Well, these are some pretty rare videos so I'm hoping that the powers-that-be will allow them to stay on for at least a little while.
For those who are Sayuri Ishikawa（石川さゆり）fans, you will know that she had initially been groomed to debut as an aidoru in 1973 by Columbia Records with her catchphrase being "The Columbia Princess". This was her debut single "Kakurenbo" (Hide and Seek) which was released in March of that year. The song was about a woman reminiscing about the titular game back in her hometown when she had hoped that she would be found out by the IT boy on whom she had a major crush.
She was all of 15 when she released "Kakurenbo" and although she may have been branded as an aidoru back then, the song itself sounds quite enka perhaps due to the arrangement and her vocals. With lyrics by Michio Yamagami（山上路夫）and music by Kosho Inomata（猪俣公章）, there was some serious musical backup for the teen Ishikawa, but according to the J-Wiki article on the singer, she struggled to gain fame especially since at the time, the girls of the Hana-no-Chuusan Trio（花の中三トリオ）...namely Momoe Yamaguchi（山口百恵）, Masako Mori（森昌子）and Junko Sakurada（桜田淳子）were making huge inroads with their own aidoru careers. Perhaps there was some confusion among the public at large as to how Ishikawa was to be categorized: was she an aidoru or a very young enka singer?

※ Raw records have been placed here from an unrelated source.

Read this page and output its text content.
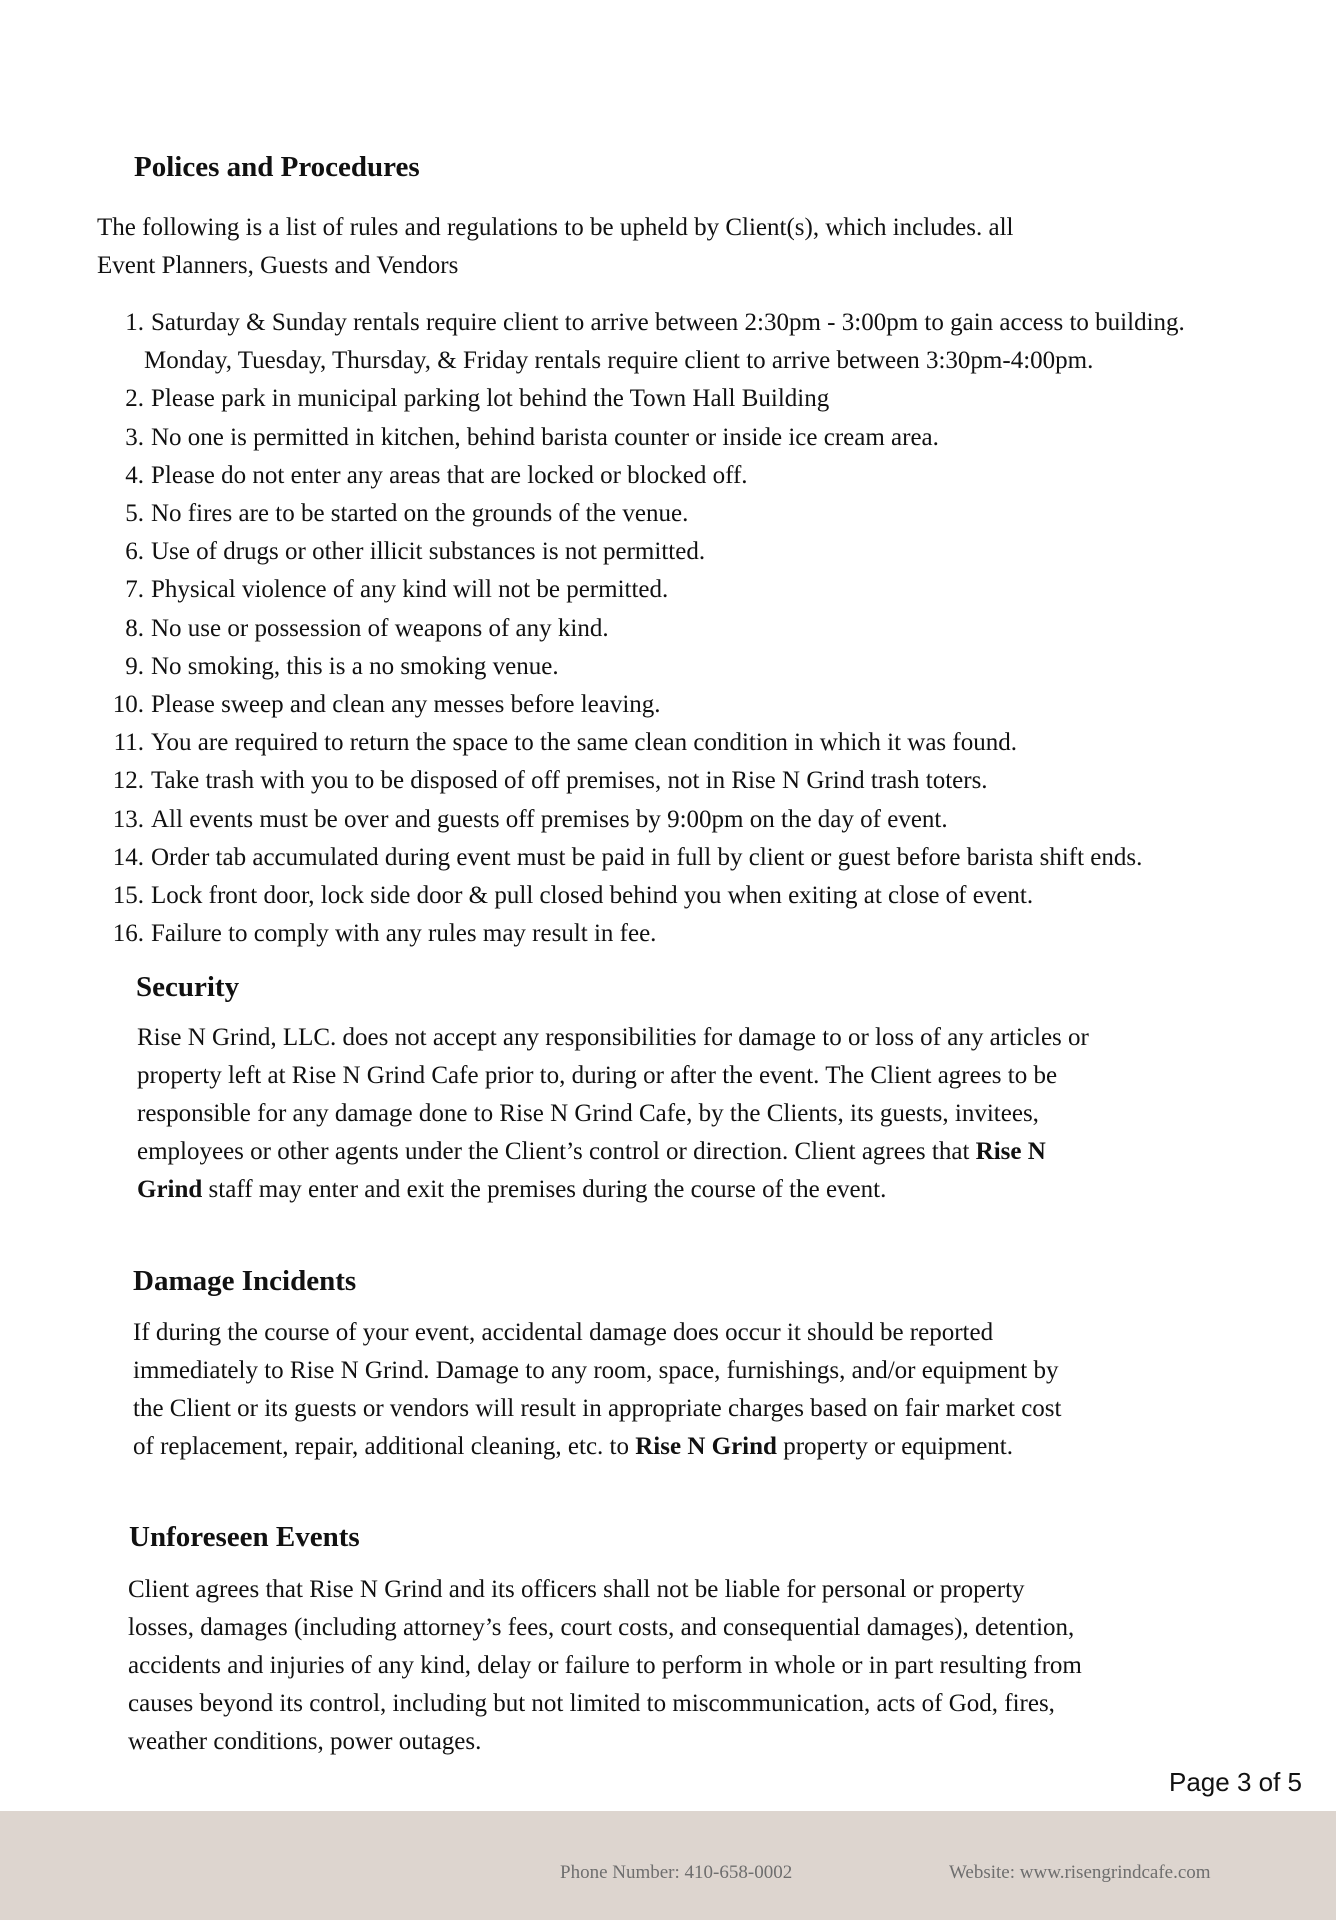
Polices and Procedures

The following is a list of rules and regulations to be upheld by Client(s), which includes. all
Event Planners, Guests and Vendors

1. Saturday & Sunday rentals require client to arrive between 2:30pm - 3:00pm to gain access to building.
Monday, Tuesday, Thursday, & Friday rentals require client to arrive between 3:30pm-4:00pm.
2. Please park in municipal parking lot behind the Town Hall Building
3. No one is permitted in kitchen, behind barista counter or inside ice cream area.
4. Please do not enter any areas that are locked or blocked off.
5. No fires are to be started on the grounds of the venue.
6. Use of drugs or other illicit substances is not permitted.
7. Physical violence of any kind will not be permitted.
8. No use or possession of weapons of any kind.
9. No smoking, this is a no smoking venue.
10. Please sweep and clean any messes before leaving.
11. You are required to return the space to the same clean condition in which it was found.
12. Take trash with you to be disposed of off premises, not in Rise N Grind trash toters.
13. All events must be over and guests off premises by 9:00pm on the day of event.
14. Order tab accumulated during event must be paid in full by client or guest before barista shift ends.
15. Lock front door, lock side door & pull closed behind you when exiting at close of event.
16. Failure to comply with any rules may result in fee.
Security

Rise N Grind, LLC. does not accept any responsibilities for damage to or loss of any articles or
property left at Rise N Grind Cafe prior to, during or after the event. The Client agrees to be
responsible for any damage done to Rise N Grind Cafe, by the Clients, its guests, invitees,
employees or other agents under the Client’s control or direction. Client agrees that Rise N
Grind staff may enter and exit the premises during the course of the event.

Damage Incidents

If during the course of your event, accidental damage does occur it should be reported
immediately to Rise N Grind. Damage to any room, space, furnishings, and/or equipment by
the Client or its guests or vendors will result in appropriate charges based on fair market cost
of replacement, repair, additional cleaning, etc. to Rise N Grind property or equipment.

Unforeseen Events

Client agrees that Rise N Grind and its officers shall not be liable for personal or property
losses, damages (including attorney’s fees, court costs, and consequential damages), detention,
accidents and injuries of any kind, delay or failure to perform in whole or in part resulting from
causes beyond its control, including but not limited to miscommunication, acts of God, fires,
weather conditions, power outages.

Page 3 of 5
Phone Number: 410-658-0002	Website: www.risengrindcafe.com
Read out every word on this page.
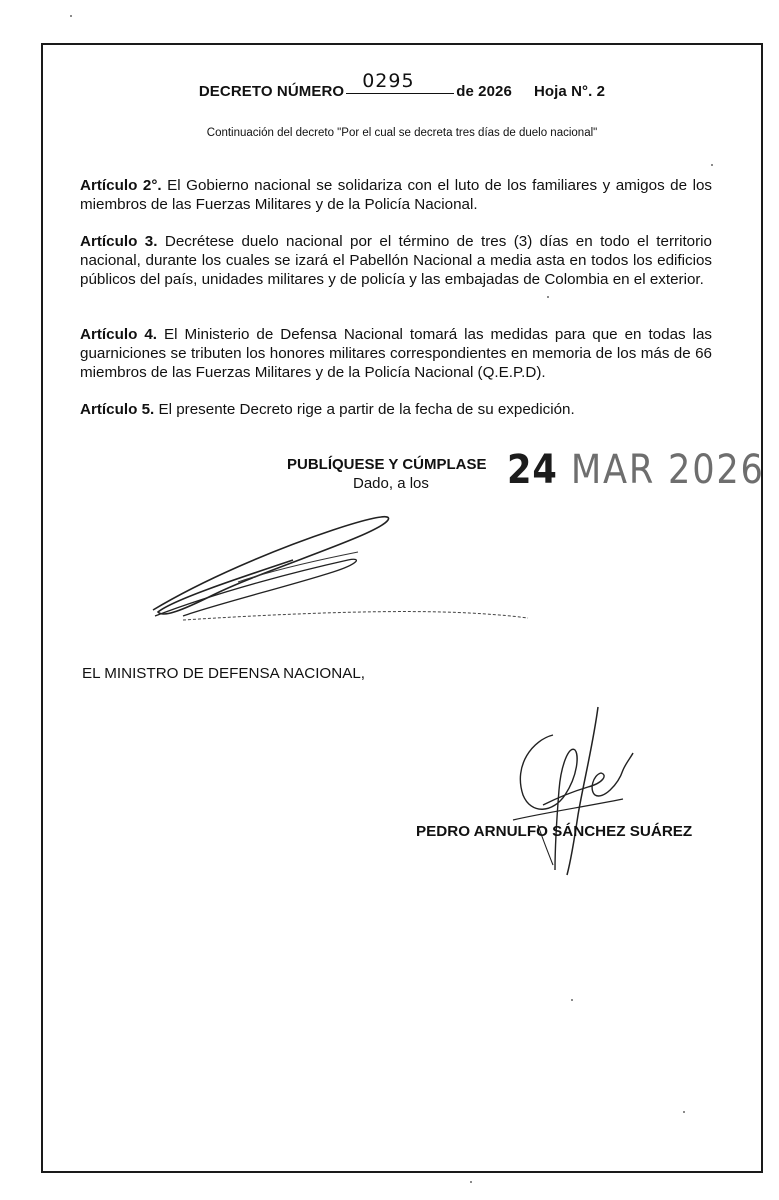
DECRETO NÚMERO 0295	de 2026 Hoja N°. 2
Continuación del decreto "Por el cual se decreta tres días de duelo nacional"
Artículo 2°. El Gobierno nacional se solidariza con el luto de los familiares y amigos de los miembros de las Fuerzas Militares y de la Policía Nacional.
Artículo 3. Decrétese duelo nacional por el término de tres (3) días en todo el territorio nacional, durante los cuales se izará el Pabellón Nacional a media asta en todos los edificios públicos del país, unidades militares y de policía y las embajadas de Colombia en el exterior.
Artículo 4. El Ministerio de Defensa Nacional tomará las medidas para que en todas las guarniciones se tributen los honores militares correspondientes en memoria de los más de 66 miembros de las Fuerzas Militares y de la Policía Nacional (Q.E.P.D).
Artículo 5. El presente Decreto rige a partir de la fecha de su expedición.
PUBLÍQUESE Y CÚMPLASE
Dado, a los 24 MAR 2026
EL MINISTRO DE DEFENSA NACIONAL,
PEDRO ARNULFO SÁNCHEZ SUÁREZ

With that catchphrase for her and "Kakurenbo", I guess that there was that hope that people would be attracted by that countryside innocence, although I think there were many aidoru who probably fit that description. It would take almost 4 years and 14 more singles before Ishikawa had that breakthrough with one of enka's great standards "Tsugaru Kaikyo Fuyu Geshiki"（津軽海峡・冬景色）. After that, she never needed to look back.